CROCKER FIRST NAT. BANK OF SAN FRANCISCO v. CENTRAL AUTOMOTIVE MAINTENANCE CO. et al.
Respondent's motion to dismiss the appeal from a judgment in its favor is based upon appellants' failure to secure the preparation of any record on appeal. The clerk's certificate shows that appellants' time to make arrangements for the preparation of the record expired on April 30, 1951. It further shows that on April 26, 1951 appellant Henry C. Pitman delivered to the clerk his personal check for the estimated cost of the clerk's and reporter's transcripts, that on May 7, 1951 this check was returned to the clerk by the bank with the notation ‘refer to maker’, and that on May 9, 1951 the clerk addressed and mailed a letter to said Pitman at his residence in Palo Alto, California, and to Dudley Harkleroad who was appellants' attorney in the trial court notifying them of the return of the check.
Significantly the affidavit of appellant Pitman is silent as to whether or not he received this letter from the clerk. He asks to be relieved from the default on the grounds that he has been suffering from the vestigial effects of a cerebral hemorrhage suffered in January, 1949, which he alleges resulted in his being ‘unable to * * * appreciate the significance of the procedural steps required by the rules on appeal’, and the fact that due to the withdrawal of his attorneys he had no legal advice.
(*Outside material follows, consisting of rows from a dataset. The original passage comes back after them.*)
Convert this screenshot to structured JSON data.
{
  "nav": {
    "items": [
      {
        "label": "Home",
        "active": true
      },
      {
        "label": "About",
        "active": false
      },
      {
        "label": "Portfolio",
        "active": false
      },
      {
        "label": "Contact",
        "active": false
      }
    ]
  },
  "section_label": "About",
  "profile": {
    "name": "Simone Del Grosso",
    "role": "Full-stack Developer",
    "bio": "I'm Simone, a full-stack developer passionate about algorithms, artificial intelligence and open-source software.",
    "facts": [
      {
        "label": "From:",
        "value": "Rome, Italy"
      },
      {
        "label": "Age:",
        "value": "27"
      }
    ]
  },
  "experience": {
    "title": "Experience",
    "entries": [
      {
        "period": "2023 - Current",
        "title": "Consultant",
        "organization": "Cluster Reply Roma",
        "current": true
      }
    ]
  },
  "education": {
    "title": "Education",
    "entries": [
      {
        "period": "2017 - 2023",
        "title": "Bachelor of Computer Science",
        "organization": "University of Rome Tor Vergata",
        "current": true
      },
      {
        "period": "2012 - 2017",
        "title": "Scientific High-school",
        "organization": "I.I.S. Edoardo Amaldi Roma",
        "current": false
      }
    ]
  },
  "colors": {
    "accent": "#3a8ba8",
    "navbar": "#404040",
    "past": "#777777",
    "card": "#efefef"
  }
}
He further states in his affidavit: ‘That affiant at the time he tendered his check in payment of the Clerk's estimate had funds on deposit with the (bank on which it was drawn) * * * that he had requested said bank to notify him when the said check was presented * * * but that said bank did not so notify him; that had said bank so notified him, he would then have made arrangements for honoring said check.’
There is a disputable presumption that the clerk's letter of May 9, 1951 which was addressed and mailed to appellant Pitman ‘at Palo Alto, California, which is the place where he resides' was received by him. Code Civ.Proc. sec. 1963, subd. 24; 10 Ca.Jur., Evidence, sec. 81, p. 773. If he did not receive this letter it was open to him to make that showing in his affidavit. Absent such showing we are justified in accepting the presumption which compels the conclusion that shortly after May 9, 1951 appellant Pitman was advised by the clerk's letter that his check had been returned to the clerk by the bank. Under such circumstances the failure of his bank to notify him of the presentment of his check for payment loses significance.
The motion for relief from default is denied and the motion to dismiss the appeal is granted.
NOURSE, P. J., and GOODELL, J., concur.